Child and Adolescent Psychiatry Unit, Kanti Children's Hospital, Kathmandu, Nepal.
Front Public Health. 2021 Feb 4;8:590002. doi: 10.3389/fpubh.2020.590002. eCollection 2020.
Nepal is a low and medium-income country (LMIC), situated in South-east Asia, with a population of 29 million, of which, 40-50% are children and adolescents. The Coronavirus Disease 2019 (COVID-19) pandemic has affected the lives of people around the world, including Nepal. The child and adolescent mental health (CAMH) needs and services in Nepal have a significant gap. CAMH in Nepal suffers from lack of specialized training in this field as well as scarcity of human resources and services. There is only one full-time child and adolescent psychiatry (CAP) out-patient clinic in the country. Some recent activities have focused on CAMH in Nepal but the COVID-19 pandemic has produced new challenges. Access to mental health services for children and adolescents (C&A) across Nepal has been adversely affected. Factors such as closure of schools, confinement at home, lockdown, transportation problems, uncertainty, loss of usual routine and fear of infection have affected the mental health of C&A. This has highlighted a need to build capacity of available local human resources, enhance community support, teach measures of coping with stress and improve CAMH service delivery by strengthening the referral system, but these have to be addressed overcoming problems of travel restrictions and limited resources. To address these needs, online platform can be a suitable approach.

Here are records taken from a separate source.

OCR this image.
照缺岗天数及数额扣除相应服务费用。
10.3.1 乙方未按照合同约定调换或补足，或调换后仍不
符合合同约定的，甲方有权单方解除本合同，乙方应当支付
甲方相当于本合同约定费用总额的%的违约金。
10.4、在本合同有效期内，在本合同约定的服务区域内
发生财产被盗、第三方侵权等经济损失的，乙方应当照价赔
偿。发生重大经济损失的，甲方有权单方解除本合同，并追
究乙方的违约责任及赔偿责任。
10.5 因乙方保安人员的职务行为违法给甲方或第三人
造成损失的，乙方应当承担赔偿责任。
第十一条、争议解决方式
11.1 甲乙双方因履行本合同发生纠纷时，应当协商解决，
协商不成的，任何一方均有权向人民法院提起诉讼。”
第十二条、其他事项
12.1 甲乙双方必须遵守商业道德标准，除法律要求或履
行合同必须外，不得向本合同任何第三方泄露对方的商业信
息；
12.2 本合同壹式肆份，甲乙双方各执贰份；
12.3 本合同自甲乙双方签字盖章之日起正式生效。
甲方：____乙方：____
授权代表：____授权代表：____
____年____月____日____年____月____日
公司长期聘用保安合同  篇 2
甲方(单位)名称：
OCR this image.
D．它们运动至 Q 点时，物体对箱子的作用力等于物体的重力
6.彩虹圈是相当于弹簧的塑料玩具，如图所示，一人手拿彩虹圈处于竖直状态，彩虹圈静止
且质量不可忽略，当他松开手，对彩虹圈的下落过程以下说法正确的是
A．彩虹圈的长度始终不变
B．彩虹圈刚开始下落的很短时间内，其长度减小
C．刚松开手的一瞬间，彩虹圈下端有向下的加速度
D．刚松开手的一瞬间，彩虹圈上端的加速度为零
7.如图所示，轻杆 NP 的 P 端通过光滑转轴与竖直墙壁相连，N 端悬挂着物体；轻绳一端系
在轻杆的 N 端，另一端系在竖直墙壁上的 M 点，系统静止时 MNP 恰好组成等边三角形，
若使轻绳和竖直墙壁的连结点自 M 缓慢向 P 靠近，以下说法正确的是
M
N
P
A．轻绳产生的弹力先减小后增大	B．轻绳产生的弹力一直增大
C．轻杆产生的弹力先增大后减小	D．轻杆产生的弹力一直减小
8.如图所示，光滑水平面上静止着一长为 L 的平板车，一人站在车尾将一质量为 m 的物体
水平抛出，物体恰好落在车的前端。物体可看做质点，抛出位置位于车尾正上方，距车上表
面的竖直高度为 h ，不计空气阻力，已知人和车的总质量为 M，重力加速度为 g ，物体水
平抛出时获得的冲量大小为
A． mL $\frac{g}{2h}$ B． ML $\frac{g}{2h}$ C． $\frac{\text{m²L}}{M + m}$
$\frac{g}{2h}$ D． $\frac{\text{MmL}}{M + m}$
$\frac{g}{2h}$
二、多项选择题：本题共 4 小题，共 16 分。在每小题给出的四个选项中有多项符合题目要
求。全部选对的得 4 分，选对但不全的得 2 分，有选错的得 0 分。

With this view, a multi-tier CAMH intervention model was developed, which utilizes online platform for training mental health professionals across Nepal, who would then facilitate sessions for C&A, teachers, parents and caregivers; and link them to CAMH services locally, and remotely through teleconsultation. This started as a pilot from June 2020 and will continue till end of February 2021, with the aim to reach 40,000 C&A, parents, teachers and caregivers. As of Nov 2020, this model has been used to successfully conduct 1,415 sessions, with 28,597 population reached. Among them, 16,571 are C&A and 12,026 are parents, teachers and caregivers, across all 7 provinces of Nepal. In this paper, the multi-tier intervention to address the COVID-19 related CAMH problems has been discussed as a feasible framework for resource limited settings and LMICs like Nepal.
尼泊尔是一个中低收入国家(LMIC),位于东南亚,人口 2900 万,其中 40-50%是儿童和青少年。2019 年冠状病毒病(COVID-19)大流行影响了世界各地人们的生活,包括尼泊尔。尼泊尔的儿童和青少年心理健康(CAMH)需求和服务存在显著差距。尼泊尔的 CAMH 领域缺乏专业培训,人力资源和服务也稀缺。该国只有一家全职儿童和青少年精神病学(CAP)门诊诊所。最近一些活动集中在尼泊尔的 CAMH 上,但 COVID-19 大流行带来了新的挑战。尼泊尔各地儿童和青少年(C&A)获得心理健康服务的机会受到不利影响。学校关闭、居家隔离、封锁、交通问题、不确定性、日常活动中断和感染恐惧等因素影响了 C&A 的心理健康。这凸显了需要建设现有当地人力资源的能力,加强社区支持,教授应对压力的措施,并通过加强转介系统来改善 CAMH 服务提供,但这必须在克服旅行限制和资源有限的问题的情况下进行。为了满足这些需求,在线平台可能是一种合适的方法。有鉴于此,开发了一个多层次的 CAMH 干预模型,该模型利用在线平台培训尼泊尔各地的心理健康专业人员,他们将为 C&A、教师、家长和照顾者举办会议,并通过远程咨询将他们与当地的 CAMH 服务联系起来。该模型从 2020 年 6 月开始试点,将持续到 2021 年 2 月底,目标是覆盖 40,000 名 C&A、家长、教师和照顾者。截至 2020 年 11 月,该模型已成功举办了 1415 次会议,覆盖了尼泊尔所有 7 个省的 28,597 人。其中,16,571 人是 C&A,12,026 人是家长、教师和照顾者。本文讨论了针对 COVID-19 相关 CAMH 问题的多层次干预措施,作为资源有限的设置和像尼泊尔这样的中低收入国家的可行框架。